A First Aid Class in Mental Health?

There is a story over at USA Today about students at Howard University getting a first aid class in mental health.

I thought that there was one part of the story that would be helpful to us because we live in an older community with affordable housing and lots of resources for patients who are suffering from mental health issues.  If anyone needs a first aid course we do!

Here is the takeaway information that I found helpful-

But at the recent class at Howard, Gibb asked the students to consider how they would “respond to someone who is apparently having a discussion with someone who is not there,” a stranger having a panic attack, a friend expressing hopelessness or a client distressed over an illness.
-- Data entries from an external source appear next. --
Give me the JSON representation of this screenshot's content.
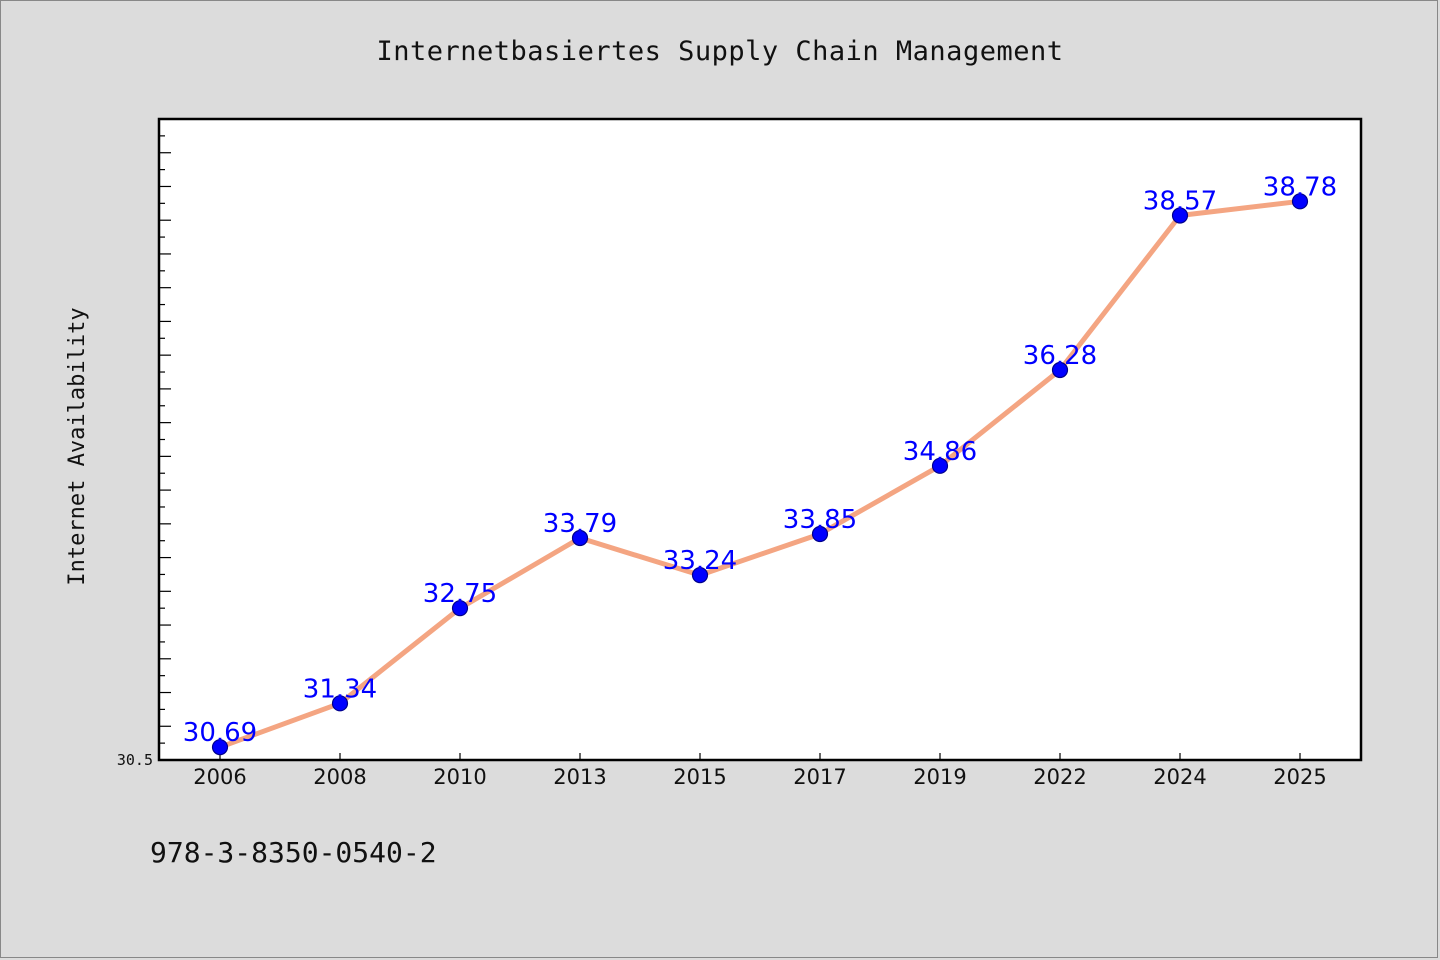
{
  "chart_data": {
    "type": "line",
    "title": "Internetbasiertes Supply Chain Management",
    "ylabel": "Internet Availability",
    "xlabel": "",
    "categories": [
      "2006",
      "2008",
      "2010",
      "2013",
      "2015",
      "2017",
      "2019",
      "2022",
      "2024",
      "2025"
    ],
    "series": [
      {
        "values": [
          30.69,
          31.34,
          32.75,
          33.79,
          33.24,
          33.85,
          34.86,
          36.28,
          38.57,
          38.78
        ],
        "labels": [
          "30.69",
          "31.34",
          "32.75",
          "33.79",
          "33.24",
          "33.85",
          "34.86",
          "36.28",
          "38.57",
          "38.78"
        ]
      }
    ],
    "ylim": [
      30.5,
      40.0
    ],
    "y_tick_label": "30.5",
    "grid": false,
    "line_color": "#f4a582",
    "marker_color": "#0000ff",
    "label_color": "#0000ff"
  },
  "footer": {
    "isbn": "978-3-8350-0540-2"
  }
}
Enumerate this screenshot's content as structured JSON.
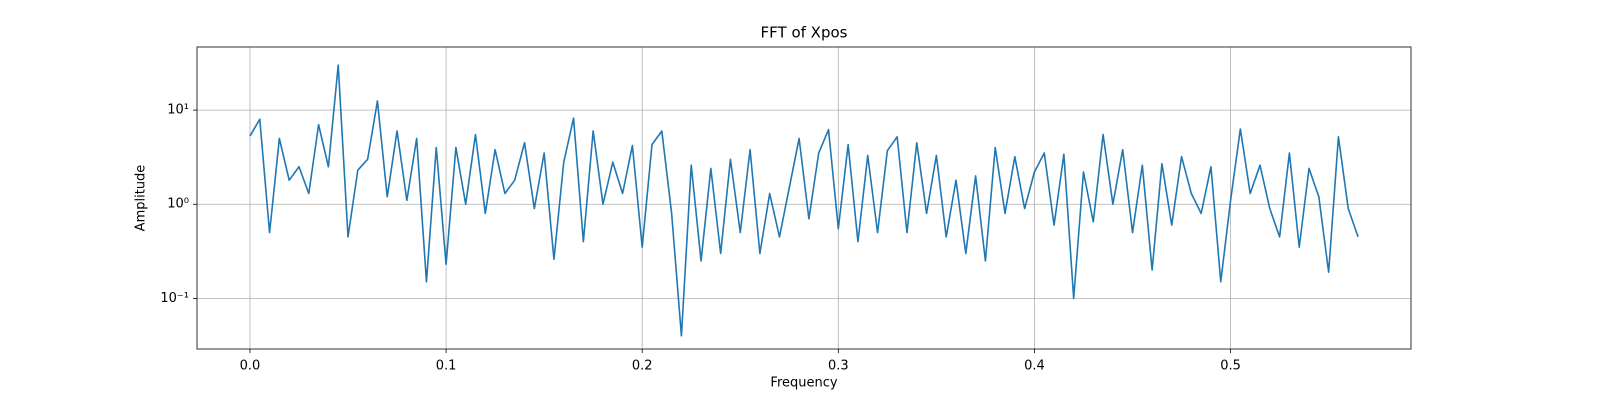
{
  "chart_data": {
    "type": "line",
    "title": "FFT of Xpos",
    "x_label": "Frequency",
    "y_label": "Amplitude",
    "x": [
      0,
      0.005,
      0.01,
      0.015,
      0.02,
      0.025,
      0.03,
      0.035,
      0.04,
      0.045,
      0.05,
      0.055,
      0.06,
      0.065,
      0.07,
      0.075,
      0.08,
      0.085,
      0.09,
      0.095,
      0.1,
      0.105,
      0.11,
      0.115,
      0.12,
      0.125,
      0.13,
      0.135,
      0.14,
      0.145,
      0.15,
      0.155,
      0.16,
      0.165,
      0.17,
      0.175,
      0.18,
      0.185,
      0.19,
      0.195,
      0.2,
      0.205,
      0.21,
      0.215,
      0.22,
      0.225,
      0.23,
      0.235,
      0.24,
      0.245,
      0.25,
      0.255,
      0.26,
      0.265,
      0.27,
      0.275,
      0.28,
      0.285,
      0.29,
      0.295,
      0.3,
      0.305,
      0.31,
      0.315,
      0.32,
      0.325,
      0.33,
      0.335,
      0.34,
      0.345,
      0.35,
      0.355,
      0.36,
      0.365,
      0.37,
      0.375,
      0.38,
      0.385,
      0.39,
      0.395,
      0.4,
      0.405,
      0.41,
      0.415,
      0.42,
      0.425,
      0.43,
      0.435,
      0.44,
      0.445,
      0.45,
      0.455,
      0.46,
      0.465,
      0.47,
      0.475,
      0.48,
      0.485,
      0.49,
      0.495,
      0.5,
      0.505,
      0.51,
      0.515,
      0.52,
      0.525,
      0.53,
      0.535,
      0.54,
      0.545,
      0.55,
      0.555,
      0.56,
      0.565
    ],
    "values": [
      5.3,
      8,
      0.5,
      5,
      1.8,
      2.5,
      1.3,
      7,
      2.5,
      30,
      0.45,
      2.3,
      3,
      12.5,
      1.2,
      6,
      1.1,
      5,
      0.15,
      4,
      0.23,
      4,
      1,
      5.5,
      0.8,
      3.8,
      1.3,
      1.8,
      4.5,
      0.9,
      3.5,
      0.26,
      2.8,
      8.2,
      0.4,
      6,
      1,
      2.8,
      1.3,
      4.2,
      0.35,
      4.3,
      6,
      0.8,
      0.04,
      2.6,
      0.25,
      2.4,
      0.3,
      3,
      0.5,
      3.8,
      0.3,
      1.3,
      0.45,
      1.5,
      5,
      0.7,
      3.5,
      6.2,
      0.55,
      4.3,
      0.4,
      3.3,
      0.5,
      3.7,
      5.2,
      0.5,
      4.5,
      0.8,
      3.3,
      0.45,
      1.8,
      0.3,
      2,
      0.25,
      4,
      0.8,
      3.2,
      0.9,
      2.2,
      3.5,
      0.6,
      3.4,
      0.1,
      2.2,
      0.65,
      5.5,
      1,
      3.8,
      0.5,
      2.6,
      0.2,
      2.7,
      0.6,
      3.2,
      1.3,
      0.8,
      2.5,
      0.15,
      1.1,
      6.3,
      1.3,
      2.6,
      0.9,
      0.45,
      3.5,
      0.35,
      2.4,
      1.2,
      0.19,
      5.2,
      0.9,
      0.45
    ],
    "color": "#1f77b4",
    "xlim": [
      -0.027,
      0.592
    ],
    "ylim": [
      0.029,
      46.8
    ],
    "ylog": true,
    "grid": true,
    "xticks": [
      {
        "value": 0,
        "label": "0.0"
      },
      0.1,
      0.2,
      0.3,
      0.4,
      0.5
    ],
    "yticks": [
      {
        "value": 0.1,
        "label": "10⁻¹"
      },
      {
        "value": 1,
        "label": "10⁰"
      },
      {
        "value": 10,
        "label": "10¹"
      }
    ]
  }
}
He offered a checklist for dealing with such situations. It goes by the acronym ALGEE and has these steps:

Assess for risk of suicide or harm.

Listen non-judgmentally.

Give reassurance and information.

Encourage appropriate professional help.

Encourage self-help and other support strategies.

The students learned that when someone might be suicidal, it’s best to ask direct questions — and that using the word “suicide” won’t make things worse.

“I had that misconception,” said Amber Stewart, 27. “You want to be sure you are doing the right thing.”

Students also learned to never leave a suicidal person alone and to get that person professional help as soon as possible.

In one exercise, they got a taste of what it’s like to have a real conversation while hearing unreal voices: The students took turns whispering into the ears of chatting classmates. It’s tough to concentrate, the students agreed, when a voice is saying “Don’t trust him” or “Why are you talking to her?”

Those are the sorts of things that someone suffering from auditory hallucinations might endure, Gibb told them.